CHARLESTON, W.Va. -- After years of struggling against "slumlords" and their shabby apartments, Charleston launched a rental reform in 2010. Landlords were required to register their units with the city. Three new city building inspectors were hired, doubling the staff. Safe apartments were approved and certified. This crackdown was expected to eliminate roach-infested hellholes unfit for human life.
Why, then, was Charleston still tainted by a disgusting house at 1411 Jackson St. that leaped into the news last week? The structure had been divided into seven grubby apartments housing 15 to 20 people, including children -- with no water or central heat, but plenty of roaches, bedbugs and filth.
How could the landlord collect nearly $500 per month for such apartments? How could the occupants endure it?
City officials were well aware of the place. Police Lt. Shawn Williams said officers had been called there for drugs, prostitution and other problems about 1,000 times over the years.
When inspectors and police arrived Thursday to condemn the house, owner Timothy Harold Stone allegedly brandished a screwdriver and was arrested. Then the place was padlocked and its sorry residents evicted.
"In my 15 years' experience, it's one of the worst I've seen," Lt. Williams was quoted. "Utterly deplorable. He'd broken up the house into seven units and was charging them basically $500 a month for nothing. There was no running water."

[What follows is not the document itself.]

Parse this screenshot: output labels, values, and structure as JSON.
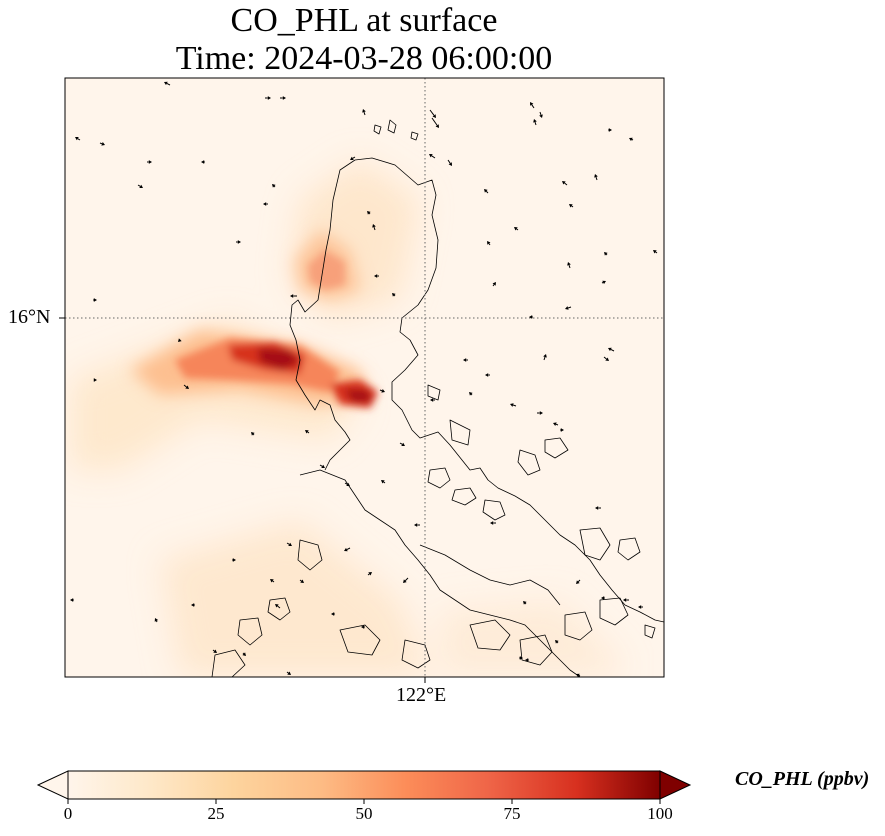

Since Charleston's 2010 rental reform began, inspectors have complained that the worst slumlords don't register their units -- and when inspectors try to examine apartments, they often can't enter because nobody's home or because landlords refuse admittance -- and when complaints are filed officially, slow paperwork drags on for months.
On the other hand, reports say most landlords cooperate with the new system, gladly fixing any problems found by inspectors. Some proudly display their certification as a selling point for renters.
How many other pathetic examples like the Jackson Street mess still exist? Perhaps the new city program should revise its priorities, putting routine inspections on a back burner while swift, urgent action is focused on problem spots.